Neko Case’s voice is a force to be reckoned with. Just ask Carl Newman, lead singer and chief songwriter for Vancouver’s New Pornographers. Back in 1997, he recruited the American alt-country balladeer, then in Canada attending art school, as a guest vocalist for his burgeoning supergroup, and he has since put her voice to excellent use in the Pornographers’ power-pop.

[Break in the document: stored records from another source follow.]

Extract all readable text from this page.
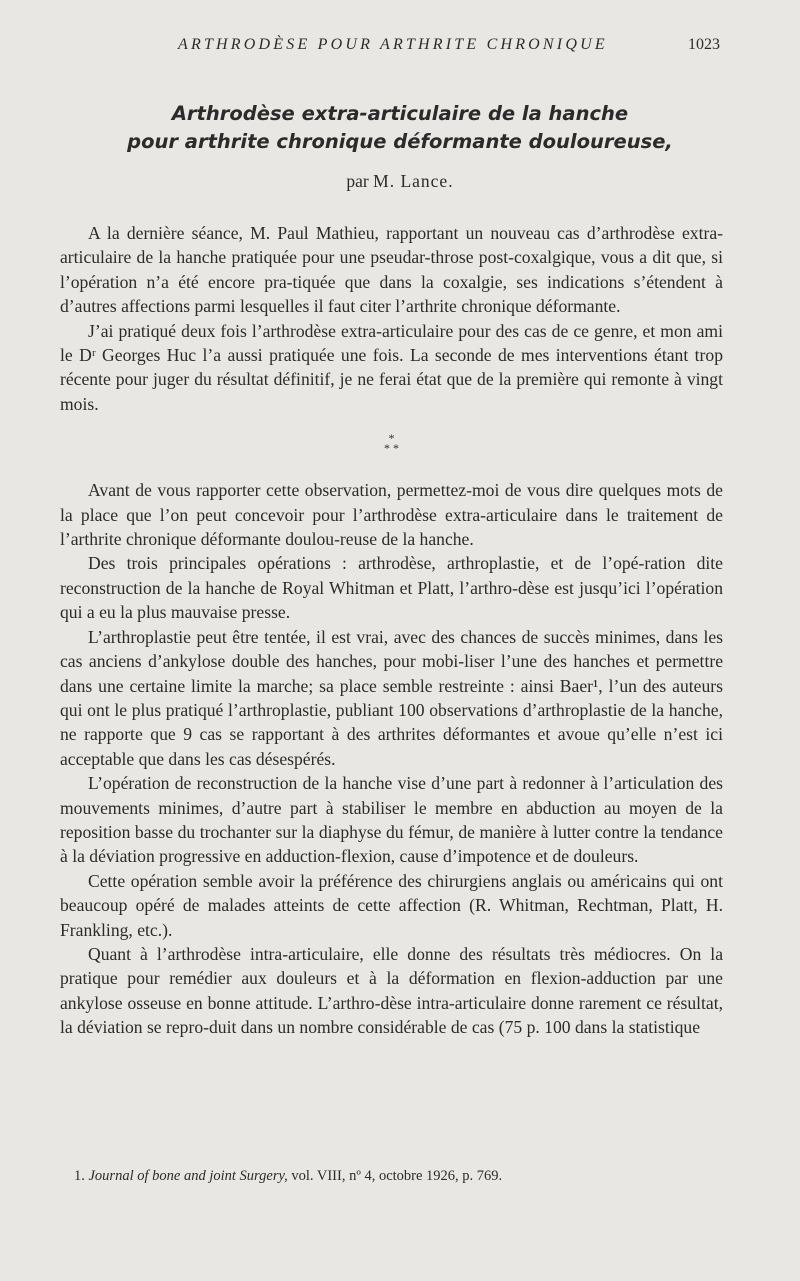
ARTHRODÈSE POUR ARTHRITE CHRONIQUE	1023
Arthrodèse extra-articulaire de la hanche
pour arthrite chronique déformante douloureuse,
par M. Lance.

A la dernière séance, M. Paul Mathieu, rapportant un nouveau cas d’arthrodèse extra-articulaire de la hanche pratiquée pour une pseudar-throse post-coxalgique, vous a dit que, si l’opération n’a été encore pra-tiquée que dans la coxalgie, ses indications s’étendent à d’autres affections parmi lesquelles il faut citer l’arthrite chronique déformante.

J’ai pratiqué deux fois l’arthrodèse extra-articulaire pour des cas de ce genre, et mon ami le Dʳ Georges Huc l’a aussi pratiquée une fois. La seconde de mes interventions étant trop récente pour juger du résultat définitif, je ne ferai état que de la première qui remonte à vingt mois.

*
* *

Avant de vous rapporter cette observation, permettez-moi de vous dire quelques mots de la place que l’on peut concevoir pour l’arthrodèse extra-articulaire dans le traitement de l’arthrite chronique déformante doulou-reuse de la hanche.

Des trois principales opérations : arthrodèse, arthroplastie, et de l’opé-ration dite reconstruction de la hanche de Royal Whitman et Platt, l’arthro-dèse est jusqu’ici l’opération qui a eu la plus mauvaise presse.

L’arthroplastie peut être tentée, il est vrai, avec des chances de succès minimes, dans les cas anciens d’ankylose double des hanches, pour mobi-liser l’une des hanches et permettre dans une certaine limite la marche; sa place semble restreinte : ainsi Baer¹, l’un des auteurs qui ont le plus pratiqué l’arthroplastie, publiant 100 observations d’arthroplastie de la hanche, ne rapporte que 9 cas se rapportant à des arthrites déformantes et avoue qu’elle n’est ici acceptable que dans les cas désespérés.

L’opération de reconstruction de la hanche vise d’une part à redonner à l’articulation des mouvements minimes, d’autre part à stabiliser le membre en abduction au moyen de la reposition basse du trochanter sur la diaphyse du fémur, de manière à lutter contre la tendance à la déviation progressive en adduction-flexion, cause d’impotence et de douleurs.

Cette opération semble avoir la préférence des chirurgiens anglais ou américains qui ont beaucoup opéré de malades atteints de cette affection (R. Whitman, Rechtman, Platt, H. Frankling, etc.).

Quant à l’arthrodèse intra-articulaire, elle donne des résultats très médiocres. On la pratique pour remédier aux douleurs et à la déformation en flexion-adduction par une ankylose osseuse en bonne attitude. L’arthro-dèse intra-articulaire donne rarement ce résultat, la déviation se repro-duit dans un nombre considérable de cas (75 p. 100 dans la statistique

1. Journal of bone and joint Surgery, vol. VIII, nº 4, octobre 1926, p. 769.
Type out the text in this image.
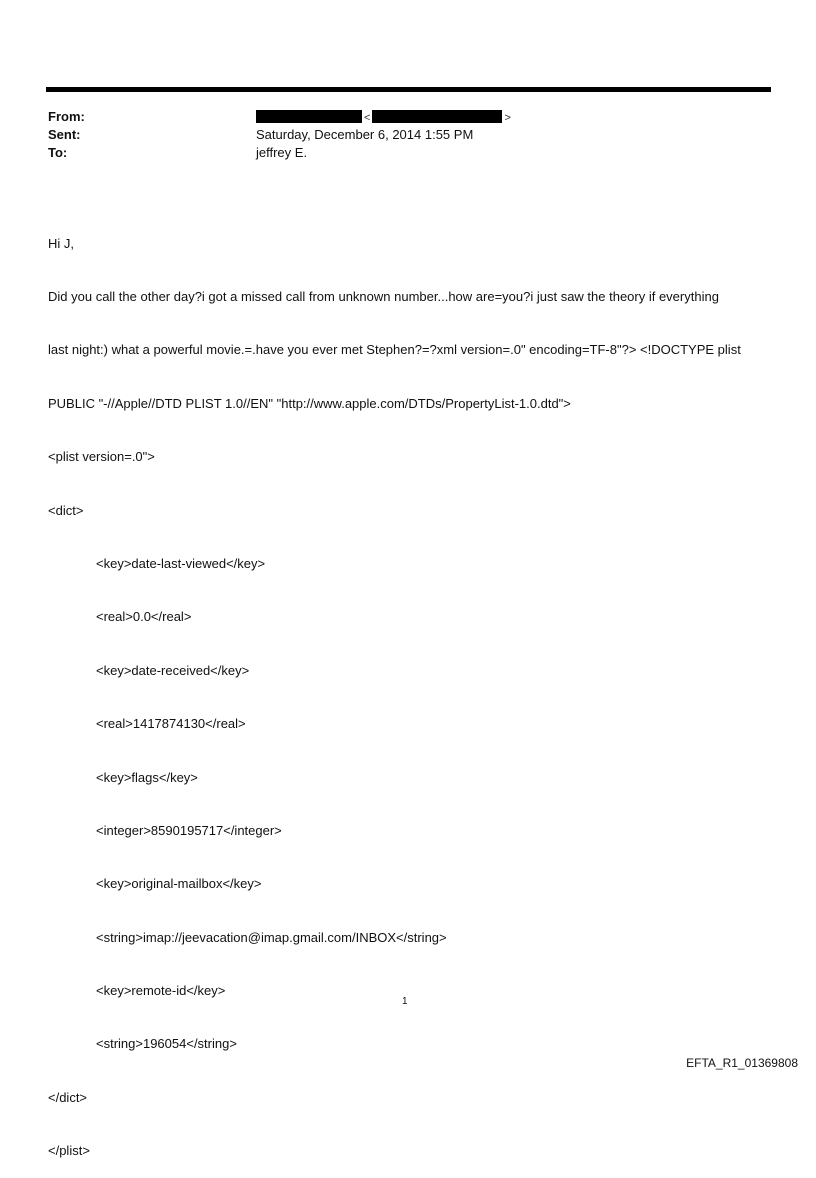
From:	<	>
Sent:	Saturday, December 6, 2014 1:55 PM
To:	jeffrey E.

Hi J,

Did you call the other day?i got a missed call from unknown number...how are=you?i just saw the theory if everything

last night:) what a powerful movie.=.have you ever met Stephen?=?xml version=.0" encoding=TF-8"?> <!DOCTYPE plist

PUBLIC "-//Apple//DTD PLIST 1.0//EN" "http://www.apple.com/DTDs/PropertyList-1.0.dtd">

<plist version=.0">

<dict>

<key>date-last-viewed</key>

<real>0.0</real>

<key>date-received</key>

<real>1417874130</real>

<key>flags</key>

<integer>8590195717</integer>

<key>original-mailbox</key>

<string>imap://jeevacation@imap.gmail.com/INBOX</string>

<key>remote-id</key>

<string>196054</string>

</dict>

</plist>

1
EFTA_R1_01369808
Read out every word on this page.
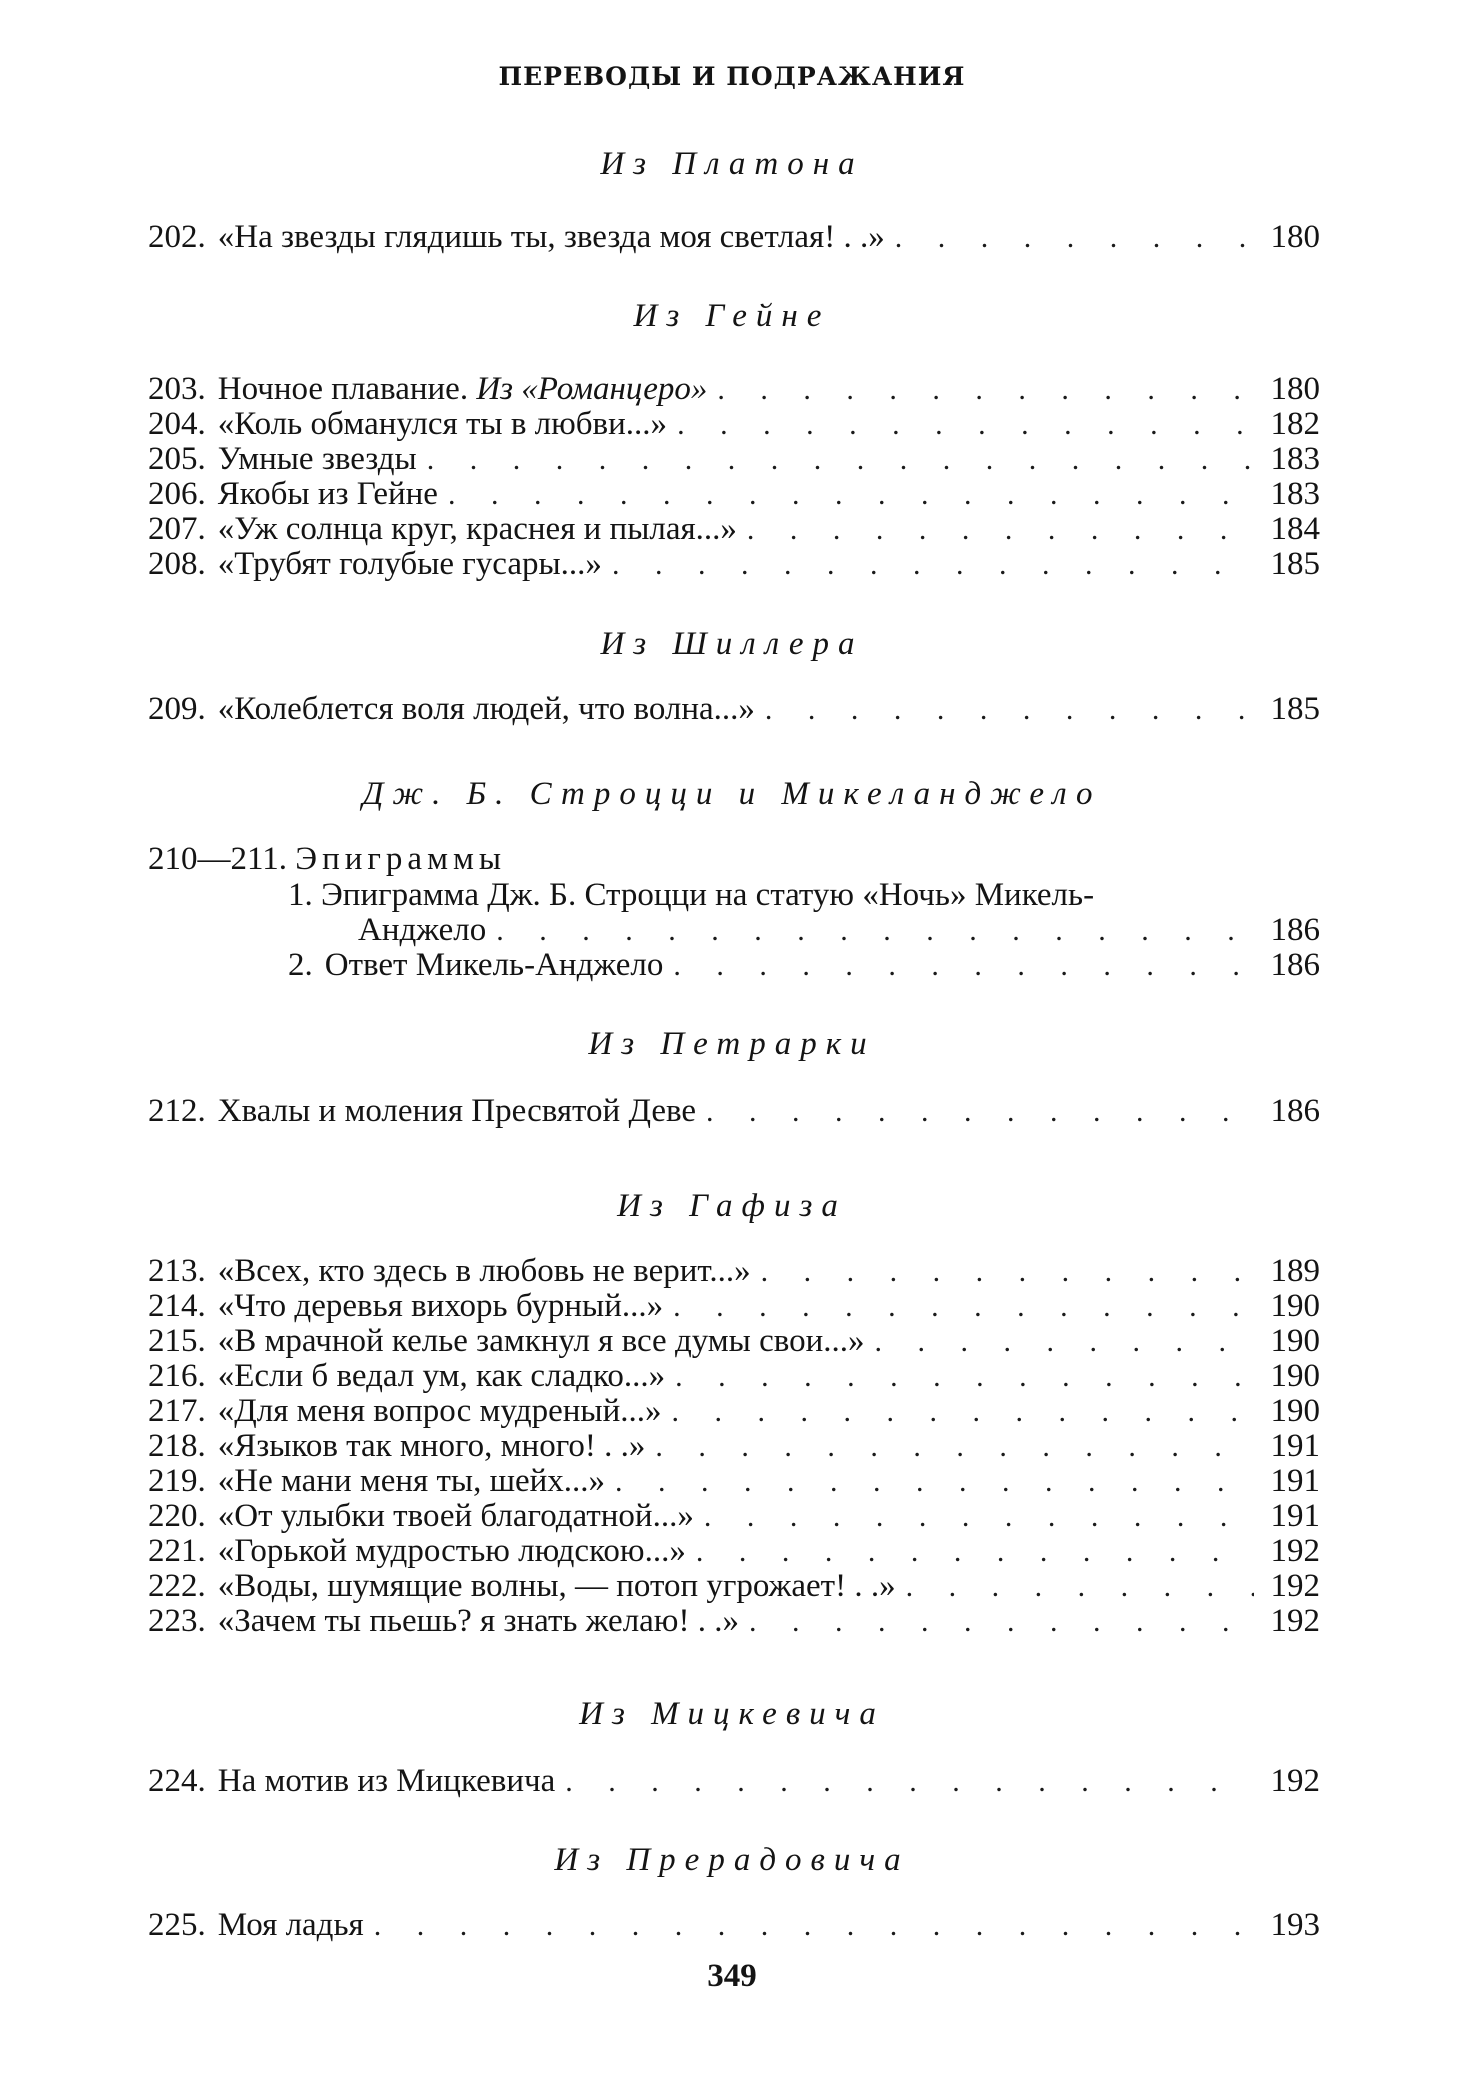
ПЕРЕВОДЫ И ПОДРАЖАНИЯ
Из Платона
202. «На звезды глядишь ты, звезда моя светлая! . .» . . .	180
Из Гейне
203. Ночное плавание. Из «Романцеро» . . .	180
204. «Коль обманулся ты в любви...» . . .	182
205. Умные звезды . . .	183
206. Якобы из Гейне . . .	183
207. «Уж солнца круг, краснея и пылая...» . . .	184
208. «Трубят голубые гусары...» . . .	185
Из Шиллера
209. «Колеблется воля людей, что волна...» . . .	185
Дж. Б. Строцци и Микеланджело
210—211. Эпиграммы
1. Эпиграмма Дж. Б. Строцци на статую «Ночь» Микель-
Анджело . . .	186
2. Ответ Микель-Анджело . . .	186
Из Петрарки
212. Хвалы и моления Пресвятой Деве . . .	186
Из Гафиза
213. «Всех, кто здесь в любовь не верит...» . . .	189
214. «Что деревья вихорь бурный...» . . .	190
215. «В мрачной келье замкнул я все думы свои...» . . .	190
216. «Если б ведал ум, как сладко...» . . .	190
217. «Для меня вопрос мудреный...» . . .	190
218. «Языков так много, много! . .» . . .	191
219. «Не мани меня ты, шейх...» . . .	191
220. «От улыбки твоей благодатной...» . . .	191
221. «Горькой мудростью людскою...» . . .	192
222. «Воды, шумящие волны, — потоп угрожает! . .» . . .	192
223. «Зачем ты пьешь? я знать желаю! . .» . . .	192
Из Мицкевича
224. На мотив из Мицкевича . . .	192
Из Прерадовича
225. Моя ладья . . .	193
349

Nine years later and still a vocal powerhouse, Case has markedly refined her songwriting talents to match. Nevertheless, 2006’s “Fox Confessor Brings the Flood” is ultimately less remarkable than it ought to be. Both lyrically and musically, “Fox Confessor” takes a turn for the obtuse, leaving listeners aching for the relatively more straightforward songs on Case’s prior studio effort, 2002’s “Blacklisted.” The twelve tracks dive into allegory sometimes too eagerly, and Case double-tracks her vocals or brings in similar sounding backup vocalists too often, and so on, until the album seems muddled. It’s not boring, but it’s certainly too disconnected from the world of emotion to grip listeners tightly. Like a second-rate modernist text, Case’s newest album is worth a listen but far from indispensable.

The album’s best moments often feature Case’s stunningly beautiful upper register. Like Derek Zoolander’s “Magnum,” the sweet high end of Case’s range appears rarely but never fails to stop listeners in their tracks. When Case adds this heartrending extra bit of oomph, as she does most markedly in the lilting “Star Witness” she hits on all cylinders and delivers on the promise of her previous work.

Unfortunately, the rest of the album sometimes struggles to keep up. “Lion’s Jaws” is frankly overabundant: The two guitar lines dampen each other, the hi-hat only irritates over the simple drumbeat, and the vocal reverb is completely unnecessary. Thus the piano and the strings, which might otherwise have imbued needed emotion, get lost in the mix. The messy sum is a distracting arrangement culminating in an incredibly weak, Aimee Mann-quoting climax about “momentum,” something the track markedly lacks.

Other production missteps are evident in the confusion of cello and Bulgarian lyrics in “Dirty Knife.” Meant to imply foreboding in Case’s tale of a madman, these parts are at best ineffective and at worst horribly cliched.

Happily, none of the other tracks dip nearly as low as those two. Sure, the true glue of Case’s adaptation of the traditional gospel hymn “John Saw That Number” — the faux-improvisational organ courtesy Garth Hudson of The Band — doesn’t even enter the mix until a full minute has passed. But once Hudson’s dancing keys kick in, the track bursts forward, urging on the album’s best backup vocals towards a suitably hopping conclusion. Case’s organ arrangements also shine on the brief, abstract gem “A Widow’s Toast” and the skilled opener “Margaret vs. Pauline.”

Yet the distance of the oblique narratives at times softens the emotional impact in ways not seen in Case’s previous work. Though hardly as academic as, say, Destroyer’s “Rubies,” “Fox Confessor” is bereft of straightforward ballads like the poignant “If You Knew,” one of four then-new songs on Case’s 2004 live album “The Tigers Have Spoken.” Case is at her most personal in “The Needle Has Landed,” her ambivalent ode to her Tacoma, Washington hometown, but the personal nature of this track, the album’s closer, hardly makes up for the comparable lack thereof earlier in the album.

In short, Neko Case’s new album is never straight-up boring but certainly seems longer than its 35-minute runtime, and not in a good way. “Fox Confessor” is sure to please fans new to alt-country, and the album will hardly damage Case’s reputation. Yet despite her powerful voice, her songs don’t leave the kind of impression that would make this album truly memorable.